The historic Castle Club in Fulham looks set to be turned into a 33-room dementia-friendly care home.
Hammersmith and Fulham Council this week approved plans to demolish the grade II-listed gothic revival building’s summerhouse, and refurbish its interior.
The old house In Broomhouse Lane, close to the exclusive Hurlingham Club, opened in 1854 and was formerly referred to as the “Elizabethan School” and specialised in care for children with tuberculosis.
It is currently vacant, and a council report said its condition is “neglected” and “suffering from decay caused by water ingress and wet and dry rot”.
Surrey-based developer Ten Wandsworth wants to build a three-storey glazed extension to provide the care home accommodation. The existing clubhouse would be converted into a kitchen and office space.

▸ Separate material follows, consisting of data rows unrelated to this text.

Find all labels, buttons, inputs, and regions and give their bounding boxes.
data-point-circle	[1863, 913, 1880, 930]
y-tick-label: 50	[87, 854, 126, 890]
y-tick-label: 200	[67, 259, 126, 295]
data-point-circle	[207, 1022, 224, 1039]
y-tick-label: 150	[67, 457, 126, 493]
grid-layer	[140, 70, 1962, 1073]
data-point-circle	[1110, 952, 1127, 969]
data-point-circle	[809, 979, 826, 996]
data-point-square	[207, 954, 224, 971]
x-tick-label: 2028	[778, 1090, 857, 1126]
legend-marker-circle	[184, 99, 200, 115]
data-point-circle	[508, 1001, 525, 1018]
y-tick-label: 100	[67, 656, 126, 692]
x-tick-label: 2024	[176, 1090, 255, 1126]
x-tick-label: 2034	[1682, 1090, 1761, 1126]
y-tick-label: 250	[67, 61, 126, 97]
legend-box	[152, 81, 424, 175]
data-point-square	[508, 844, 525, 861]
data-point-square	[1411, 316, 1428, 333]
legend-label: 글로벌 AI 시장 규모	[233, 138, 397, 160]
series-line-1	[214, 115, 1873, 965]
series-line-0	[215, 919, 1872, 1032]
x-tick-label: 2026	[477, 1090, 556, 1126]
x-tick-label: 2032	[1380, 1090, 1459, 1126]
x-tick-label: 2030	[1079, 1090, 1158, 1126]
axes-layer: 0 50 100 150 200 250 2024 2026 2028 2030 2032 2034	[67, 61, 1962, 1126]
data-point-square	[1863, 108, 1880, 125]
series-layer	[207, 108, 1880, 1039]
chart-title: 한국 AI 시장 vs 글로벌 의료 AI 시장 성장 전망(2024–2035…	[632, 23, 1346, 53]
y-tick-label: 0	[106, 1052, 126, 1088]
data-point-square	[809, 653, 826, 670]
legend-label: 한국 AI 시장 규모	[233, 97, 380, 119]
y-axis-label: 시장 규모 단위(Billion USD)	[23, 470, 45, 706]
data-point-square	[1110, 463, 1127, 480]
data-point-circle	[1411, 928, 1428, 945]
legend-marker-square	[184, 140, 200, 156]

The company’s application said: “The site will provide a home for residents when they reach a stage of needing 24-hour nursing care. Most, but not all, residents will be senior (over 65 years) as the risk of dementia increases with age.”
Hammersmith and Fulham’s planning committee heard that the borough has the sixth lowest provision of care homes in the country, and the lowest in London.
Labour councillor Wesley Harcourt was displeased about the prospect of the 1920s summerhouse being demolished, saying: “I do think it’s very important that we look after listed buildings in the borough and anywhere. I’m not very happy about that.”
Tory councillor Alex Karmel was concerned about a lack of car parking spaces, and pointed out that the nearest tube station is over 900 metres away.
A planning application to turn the building into a school for 700 pupils was rejected by the council in 2017.